La premisa base de esta consideración reside en el hecho objetivo que la criminalidad es una carrera que no se inicia asaltando un banco… se inicia justamente con delitos menores como los señalados antes o con el arrebato… y es precisamente ahí donde se pone todo el esfuerzo represivo para abortar dicha carrera.
Cuando Giuliani y Bratton (el comisionado), comenzaron a impartir esta nueva política, hubo cierta desconfianza que pudiera rendir algún fruto. Hasta entonces, estos delitos, eran tolerados sin chistar. ... Ya no es posible hacerlo, y al poder arrestar por estas causas menores, la policía tiene una excusa para palpar a la gente de armas. En consecuencia los “buenos muchachos” dejan la “ferretería” en casa a sabiendas que solo basta una sospecha para ser detenidos e interrogados por la policía.
Sigamos un poco más con Mister Giuliani y su “Ciudad Gótica”.
En el año 97 fue anunciada en N.Y. la campaña de “tolerancia cero” contra conductores, ciclistas y peatones que cometieran infracciones de tránsito. Esta campaña entró en vigor el 24-3-98 con fuertes multas de hasta 500 dólares y otras sanciones como retirar la licencia de conductor a quien ha cometido mas de ocho infracciones. Atravesar la luz roja le costará a un ciclista 100 dólares. Y tampoco le saldrá barato a los peatones descender de las veredas sin mirar, o pasar un semáforo cuando aparece la leyenda STOP. Y opinaba “Rudy el duro” (tal como se lo llamaba al intendente)...
“no prestar atención a las señales de tráfico puede ser simpático, pero a veces ser simpático es ser irresponsable.”
Todo esto va acompañado de una fuerte campaña para enseñar buenos modales que supone el cierre de gran parte del centro de la ciudad, el acatamiento del código de vestuario en las escuelas y oficinas municipales y el trato más cordial con los vecinos. Y Giuliani seguía explicando su teoría...
“tenemos que darnos cuenta que los comportamientos desconsiderados producen desorden y, mas importante aún, vamos a reconocer el significado de la verdadera conducta. Esta mejora la Ciudad y nos une a todos día a día.”

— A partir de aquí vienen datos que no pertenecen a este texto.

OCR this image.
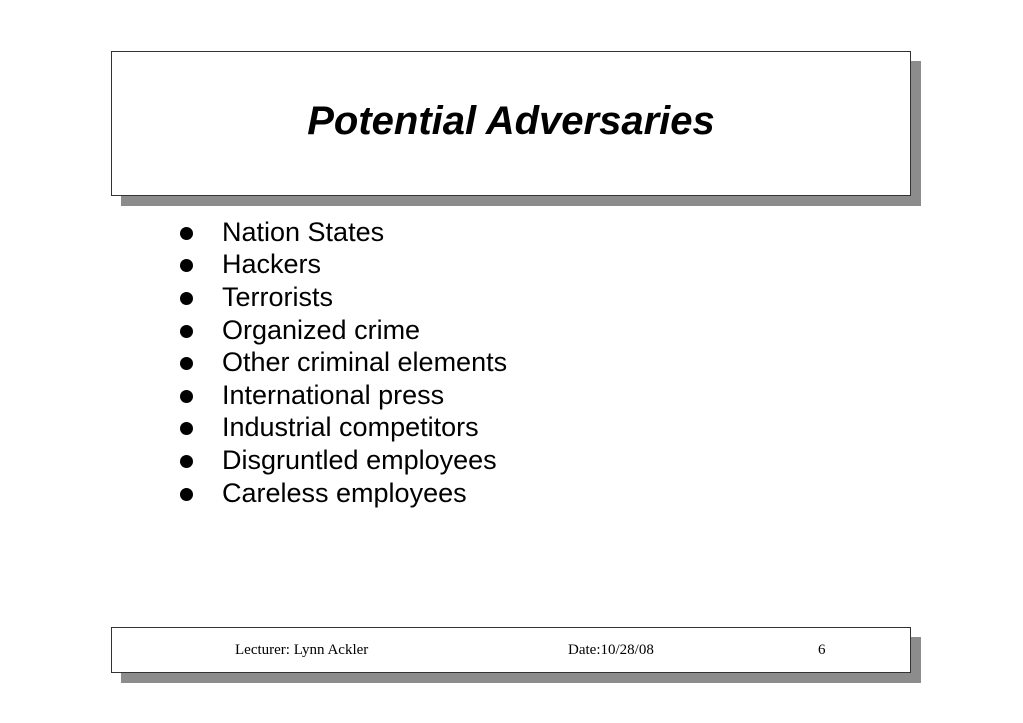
Potential Adversaries
Nation States
Hackers
Terrorists
Organized crime
Other criminal elements
International press
Industrial competitors
Disgruntled employees
Careless employees
Lecturer: Lynn Ackler	Date:10/28/08	6
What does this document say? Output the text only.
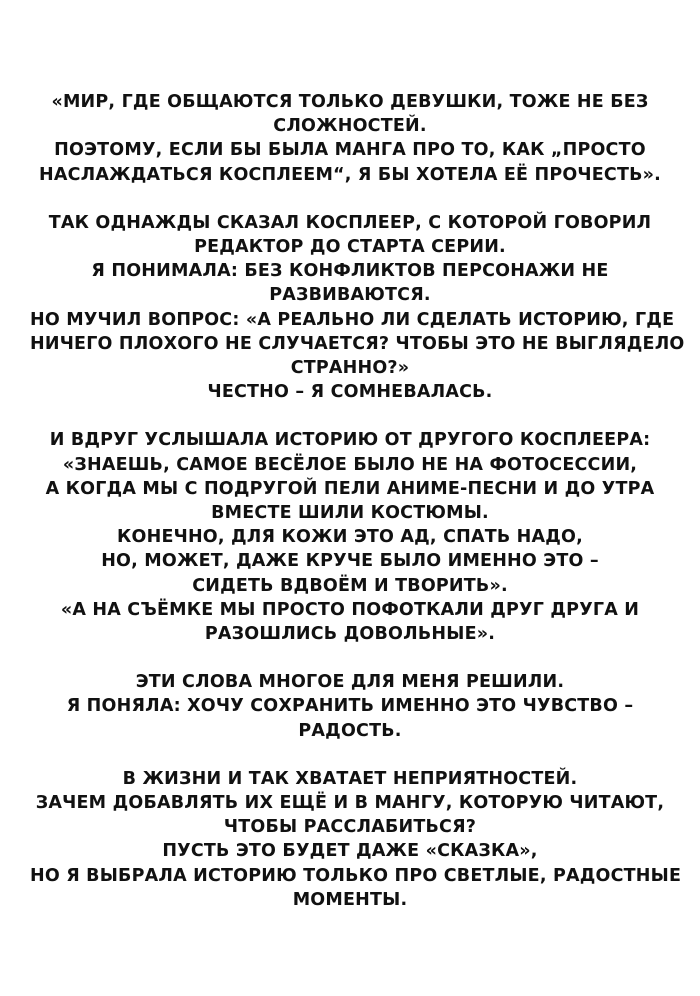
«МИР, ГДЕ ОБЩАЮТСЯ ТОЛЬКО ДЕВУШКИ, ТОЖЕ НЕ БЕЗ
СЛОЖНОСТЕЙ.
ПОЭТОМУ, ЕСЛИ БЫ БЫЛА МАНГА ПРО ТО, КАК „ПРОСТО
НАСЛАЖДАТЬСЯ КОСПЛЕЕМ“, Я БЫ ХОТЕЛА ЕЁ ПРОЧЕСТЬ».
ТАК ОДНАЖДЫ СКАЗАЛ КОСПЛЕЕР, С КОТОРОЙ ГОВОРИЛ
РЕДАКТОР ДО СТАРТА СЕРИИ.
Я ПОНИМАЛА: БЕЗ КОНФЛИКТОВ ПЕРСОНАЖИ НЕ
РАЗВИВАЮТСЯ.
НО МУЧИЛ ВОПРОС: «А РЕАЛЬНО ЛИ СДЕЛАТЬ ИСТОРИЮ, ГДЕ
НИЧЕГО ПЛОХОГО НЕ СЛУЧАЕТСЯ? ЧТОБЫ ЭТО НЕ ВЫГЛЯДЕЛО
СТРАННО?»
ЧЕСТНО – Я СОМНЕВАЛАСЬ.
И ВДРУГ УСЛЫШАЛА ИСТОРИЮ ОТ ДРУГОГО КОСПЛЕЕРА:
«ЗНАЕШЬ, САМОЕ ВЕСЁЛОЕ БЫЛО НЕ НА ФОТОСЕССИИ,
А КОГДА МЫ С ПОДРУГОЙ ПЕЛИ АНИМЕ-ПЕСНИ И ДО УТРА
ВМЕСТЕ ШИЛИ КОСТЮМЫ.
КОНЕЧНО, ДЛЯ КОЖИ ЭТО АД, СПАТЬ НАДО,
НО, МОЖЕТ, ДАЖЕ КРУЧЕ БЫЛО ИМЕННО ЭТО –
СИДЕТЬ ВДВОЁМ И ТВОРИТЬ».
«А НА СЪЁМКЕ МЫ ПРОСТО ПОФОТКАЛИ ДРУГ ДРУГА И
РАЗОШЛИСЬ ДОВОЛЬНЫЕ».
ЭТИ СЛОВА МНОГОЕ ДЛЯ МЕНЯ РЕШИЛИ.
Я ПОНЯЛА: ХОЧУ СОХРАНИТЬ ИМЕННО ЭТО ЧУВСТВО –
РАДОСТЬ.
В ЖИЗНИ И ТАК ХВАТАЕТ НЕПРИЯТНОСТЕЙ.
ЗАЧЕМ ДОБАВЛЯТЬ ИХ ЕЩЁ И В МАНГУ, КОТОРУЮ ЧИТАЮТ,
ЧТОБЫ РАССЛАБИТЬСЯ?
ПУСТЬ ЭТО БУДЕТ ДАЖЕ «СКАЗКА»,
НО Я ВЫБРАЛА ИСТОРИЮ ТОЛЬКО ПРО СВЕТЛЫЕ, РАДОСТНЫЕ
МОМЕНТЫ.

Y para que su mensaje se entendiera mejor, narró la anécdota de un peatón imprudente, que al ser llevado a la comisaría por cruzar mal una calle, se descubrió que estaba relacionado con varios robos.
El hecho que se lleven a un simple peatón a la comisaría por cruzar mal o nervioso una calle, está en perfecta concordancia con la política de “Broken Windows”: La policía está autorizada a detener por mera sospecha. Y a pesar que algunos ideólogos locales no puedan entenderlo, este es el principal ingrediente y el espíritu, de una sencilla pero eficaz política preventiva que, a no dudarlo, produce baile de San Vito en nuestros demócratas y humanistas de cotillón.
Sin embargo no todo fueron rosas para “Rudy el Duro”. Según seguía comentando en aquella época la corresponsal, “está siendo blanco de los críticos que romantizan el desorden del pasado asegurando estos, que le ha sacado brillo y encanto a la Ciudad haciéndola mas aburrida”. Claro que estos “románticos” del crimen, no especifican para quiénes está resultando aburrida la Ciudad. Sin duda no para los vecinos y sí para el Sr. Herald Fahringer por ejemplo, quien era abogado defensor de varios sex-shops, que fueron afectados por la prohibición de Giuliani de establecer sus locales en ciertas zonas.
En cambio nosotros, y gracias a que contábamos en aquella oportunidad con autoridades muy “modernas”, se romantizó el desorden del futuro (hoy presente), cuando al autorizar todo tipo de bailantas, prostitución callejera, ruidos molestos, tomas alevosas de calles y avenidas, ocupaciones ilegales, destrucción por grafittis de frentes y patrimonio artístico, borrachos, vagos, mendigos, cirujas de a pié y a caballo, y toda especie de tropelías y desatinos… se está logrando convertir a Bs. As. y a importantes ciudades de la Provincia y el interior, en la antigua N.Y. con todo su “encanto”, “brillo”, y “alegría” criminal de antaño.
Lo importante a tener en cuenta como centro del análisis, es la comparación entre lo que es considerado prioritario para las autoridades de N.Y. y lo que es ídem para las autoridades criollas. Las primeras priorizan la seguridad y la calidad de vida de las mayorías ciudadanas. Para las segundas en cambio, lo prioritario es la seguridad y tranquilidad de cualquier tipo de marginalidad, en contra de la calidad de vida de estas mayorías.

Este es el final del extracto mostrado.